As you can see Tsongkhapa heavily weighed the odds in men’s favour – not surprising, as he was a man. In fact, it appears his list only seems to be aimed at men, in Tibetan culture women should do what men want them to do. That point comes across loud and clear when married women , who are seen to belong to their husband, have no say in whether they want sex or not.

It would appear Tsongkhapa was trying to force lay-people to adhere to rules that were actually meant for monks and nuns. This way of thinking stems not from Buddhism but is a cultural thing.

It does seem that Tsongkhapa’s view is out of step with today’s society and so we have to go back to what Gautama Buddha meant by sexual misconduct. He wanted us to reflect on our acts and see if they bring harm or are helpful. So in this context, I believe if we want to know if an act constitutes sexual misconduct or not, we should ask ourselves the following questions:

Does the act cause harm or does it bring joy?
Is the act motivated by love and understanding?
Would you like it if someone did it to you?
Is there mutual consent?

If there is mutual consent between two adults, it is not abusive and is an expression of love, respect and loyalty, I believe it cannot be classified as sexual misconduct, irrespective of whether it is between a man and a woman, two men or two women.

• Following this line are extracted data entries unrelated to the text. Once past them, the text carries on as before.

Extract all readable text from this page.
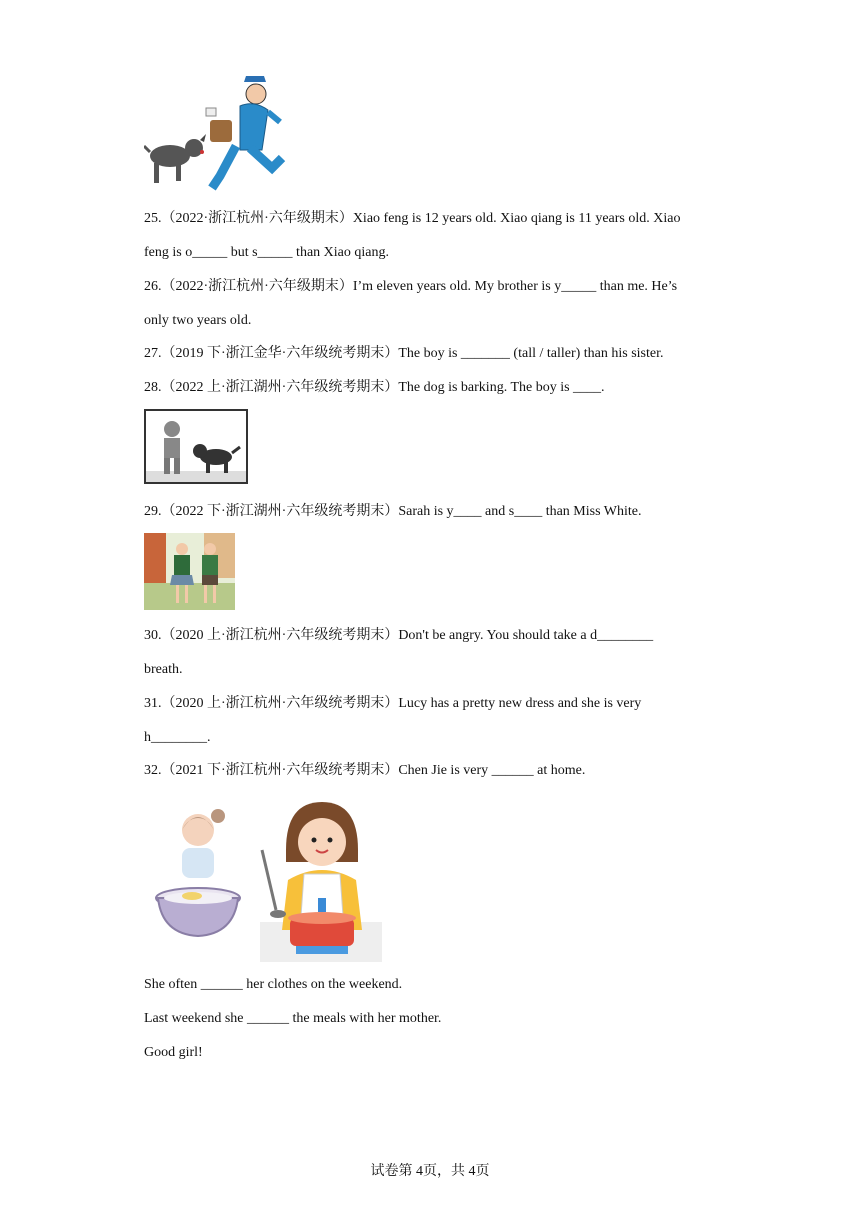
25.（2022·浙江杭州·六年级期末）Xiao feng is 12 years old. Xiao qiang is 11 years old. Xiao
feng is o_____ but s_____ than Xiao qiang.
26.（2022·浙江杭州·六年级期末）I’m eleven years old. My brother is y_____ than me. He’s
only two years old.
27.（2019 下·浙江金华·六年级统考期末）The boy is _______ (tall / taller) than his sister.
28.（2022 上·浙江湖州·六年级统考期末）The dog is barking. The boy is ____.
29.（2022 下·浙江湖州·六年级统考期末）Sarah is y____ and s____ than Miss White.
30.（2020 上·浙江杭州·六年级统考期末）Don't be angry. You should take a d________
breath.
31.（2020 上·浙江杭州·六年级统考期末）Lucy has a pretty new dress and she is very
h________.
32.（2021 下·浙江杭州·六年级统考期末）Chen Jie is very ______ at home.
She often ______ her clothes on the weekend.
Last weekend she ______ the meals with her mother.
Good girl!
试卷第 4页，共 4页
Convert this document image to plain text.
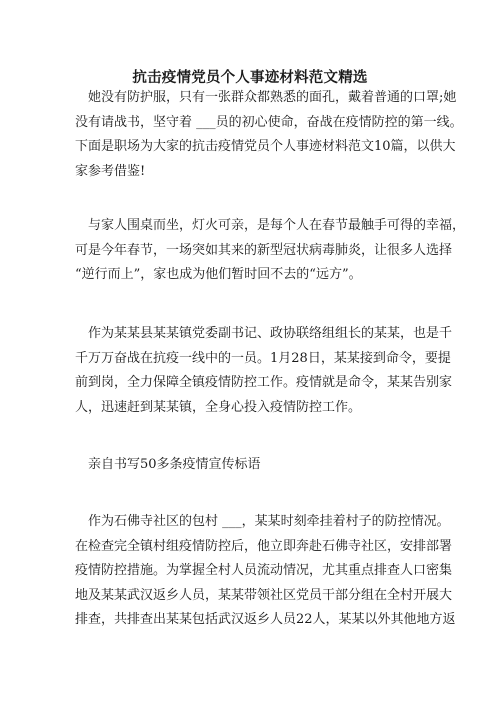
抗击疫情党员个人事迹材料范文精选

　她没有防护服，只有一张群众都熟悉的面孔，戴着普通的口罩;她
没有请战书，坚守着 ___员的初心使命，奋战在疫情防控的第一线。
下面是职场为大家的抗击疫情党员个人事迹材料范文10篇，以供大
家参考借鉴!

　与家人围桌而坐，灯火可亲，是每个人在春节最触手可得的幸福，
可是今年春节，一场突如其来的新型冠状病毒肺炎，让很多人选择
“逆行而上”，家也成为他们暂时回不去的“远方”。

　作为某某县某某镇党委副书记、政协联络组组长的某某，也是千
千万万奋战在抗疫一线中的一员。1月28日，某某接到命令，要提
前到岗，全力保障全镇疫情防控工作。疫情就是命令，某某告别家
人，迅速赶到某某镇，全身心投入疫情防控工作。

　亲自书写50多条疫情宣传标语

　作为石佛寺社区的包村 ___，某某时刻牵挂着村子的防控情况。
在检查完全镇村组疫情防控后，他立即奔赴石佛寺社区，安排部署
疫情防控措施。为掌握全村人员流动情况，尤其重点排查人口密集
地及某某武汉返乡人员，某某带领社区党员干部分组在全村开展大
排查，共排查出某某包括武汉返乡人员22人，某某以外其他地方返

As I stated earlier, I do not believe religions should get involved with people’s sexuality. We cannot choose our sexual orientation, as we cannot choose our race or gender, so it is cruel to penalise someone for something out of their control. So in answer to the two questions posed at the beginning of this piece, I believe homosexuality should not be forbidden in Buddhism, and homosexuals should not be made to feel guilty for loving someone of the same sex. I also believe homosexuality should not be regarded as sexual misconduct if it is not causing harm, and is loving and consensual.